A study reported morbidity and mortality differences between lung volume reduction surgery and endobronchial valve placement for advanced emphysema, with risk-adjusted analysis revealing higher complication rates in those who received endobronchial valve placement.
In the study, presented at the 2025 Society of Thoracic Surgeons (STS) Annual Meeting, investigators analyzed outcomes data comparing lung volume reduction surgery (LVRS) and endobronchial valve (EBV) placement in patients with advanced emphysema.
The Medicare claims database study involved 3,219 Medicare beneficiaries (LVRS: n = 2,378; EBV: n = 841) and documented that despite recipients of EBV placement having lower initial Elixhauser Comorbidity Index scores and shorter hospital stays, they experienced higher mortality rates and more procedure-related complications following risk adjustment.
"Medicare beneficiaries who undergo EBV present with fewer comorbidities, but after risk adjustment they have higher mortality and procedure-related morbidity than those undergoing LVRS," emphasized lead investigator J. W. Awori Hayanga, MD, MPH, Professor of Thoracic Surgery at West Virginia University Medicine.
Historical LVRS data showed an 8% mortality rate. In the current analysis, 79.8% (n = 1,897/2,378) of LVRS procedures used minimally invasive, video-assisted thoracoscopic or robotic approaches, whereas 20.2% (n = 481/2,378) were open surgeries.

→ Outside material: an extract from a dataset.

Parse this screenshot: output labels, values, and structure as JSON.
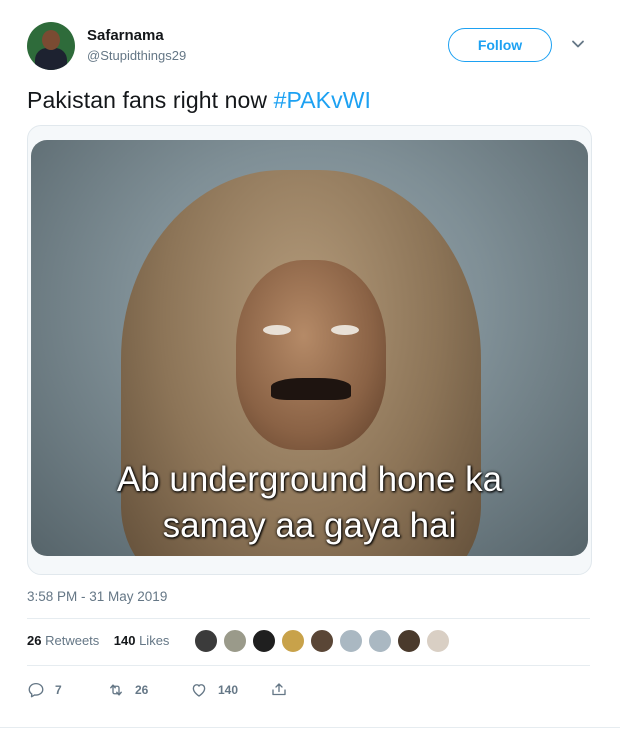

The investigators employed doubly-robust risk-adjusted models to compare outcomes between January 1, 2019, and December 31, 2022. The analysis revealed that patients who received EBV placement required more subsequent interventions despite having shorter initial hospitalizations and lower hospital charges.
"We observed that patients undergoing EBV placement have higher occurrences of various complications over time, often need a greater number of interventions, and even suffer higher mortality compared to those undergoing LVRS in contemporary surgical practice," Dr. Hayanga noted.
EBV placement received U.S. Food and Drug Administration approval in 2018 for the treatment of chronic obstructive pulmonary disease. The investigators recommend reviewing multidisciplinary decision-making protocols regarding surgical vs bronchoscopic interventional therapy for advanced emphysema management based on these contemporary LVRS and EBV placement outcome data.